Why do we show in that way that there is an operator as the desired one?
Let $ u \in C_0^{\infty}(\mathbb{R}^n)$.
Then $ \widehat{Tu}(\xi')=\int_{\mathbb{R}^n} Tu(\xi') e^{-ix \xi' }d{x} $.
Why is this equal to $\int_{\mathbb{R}} \widehat{u}(\xi', \xi_n) d{\xi_n} $ ?
Here the author probably meant that $T\mu$ is the restriction map $$ T\mu(\xi_1,\cdots, \xi_{n})=\mu(\xi_{1},\cdots, \xi_{n-1},0) $$ Now writing out explicitly we have $$ \widehat{T\mu}(\xi')=\int\mu(\xi,0)e^{-i \xi\cdot \xi'}d\xi $$ But recall that formally we have (for 1D functions) $$ f(0)=\frac{1}{2\pi}\int \widehat{f(\xi_{n}')}d\xi_{n}'=\frac{1}{2\pi}\int (\int f(x)e^{-x\cdot \xi'_{n}}dx)d\xi_{n}' $$ Thus substitute $f(x)=\mu(\xi_{1},\cdots, \xi_{n-1},x)$ into above, we can re-write above as $$ \widehat{T\mu}(\xi')=\frac{1}{2\pi}\int \mu(\xi_{1},\cdots,x)e^{-i(\xi,x)\cdot (\xi',\xi_{n}')}dx d\xi_{n}'d\xi, \xi=(\xi_1,\cdots ,\xi_{n-1}),\xi'=(\xi_1',\cdots ,\xi_{n-1}') $$ which can be further simplified to be $$ \widehat{T\mu}(\xi')=\frac{1}{2\pi}\int (\mu(\xi_{1},\cdots,x)e^{-i(\xi,x)\cdot (\xi',\xi_{n}')}dxd\xi )d\xi_{n}', \xi=(\xi_1,\cdots ,\xi_{n-1}),\xi'=(\xi_1',\cdots ,\xi_{n-1}') $$ and you get the desired formula this way. There may be something off with the constants. The $\xi_{n}'$ at here corresponds to the $\xi_{n}$ in your notation. It feels somewhat odd to me that $(\xi',\xi_{n})$ should be conflated together.
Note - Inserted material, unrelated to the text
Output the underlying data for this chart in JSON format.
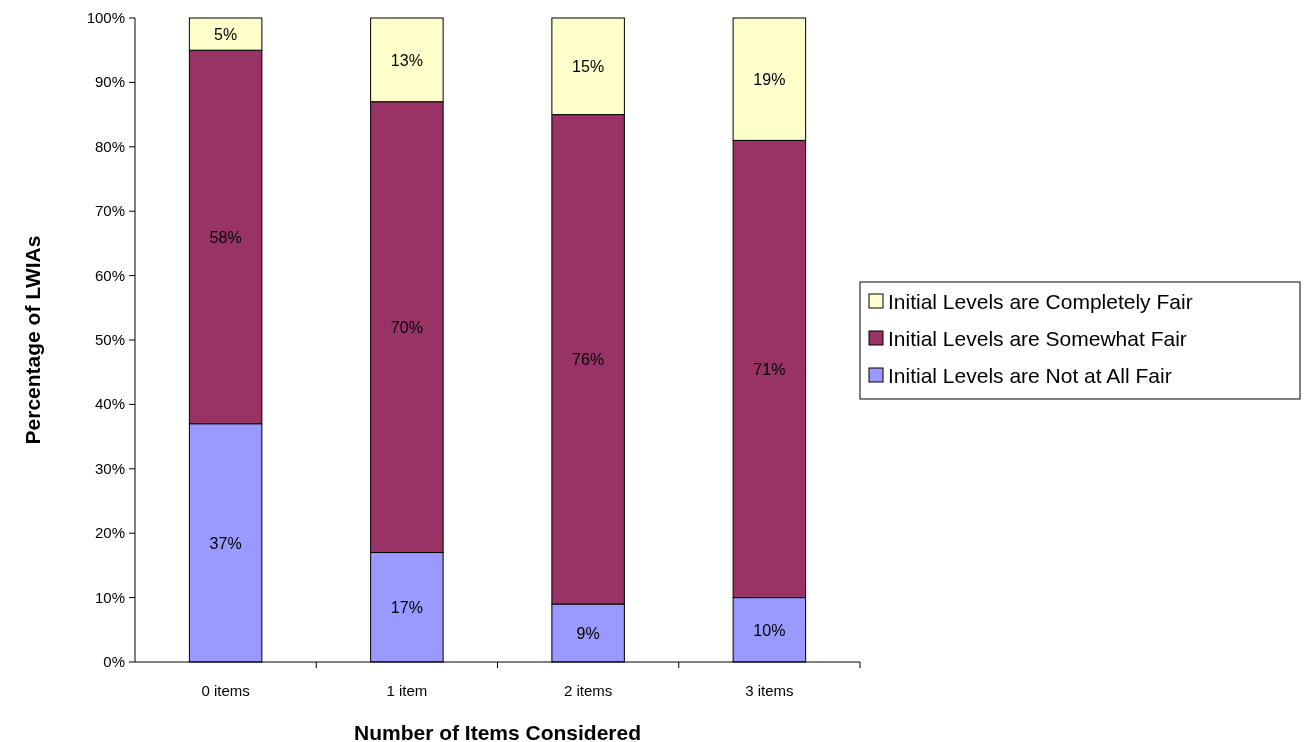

The rest of the proof now should follow from Cauchy-Schwarz if you use inequality of the type $$ |\widehat{\mu(\xi',\xi'_{n})}d\xi_{n}'|^2\le \int |\widehat{\mu(\xi',\xi'_{n})}|^2\cdot (|\xi'|^2+|\xi'_{n}|^2)^{s}d\xi_{n}'*\int (|\xi'|^2+|\xi'_{n}|^{2})^{-s}d\xi_{n}' $$ and choosing appropriate cut-off by assuming $|\xi'|>1$.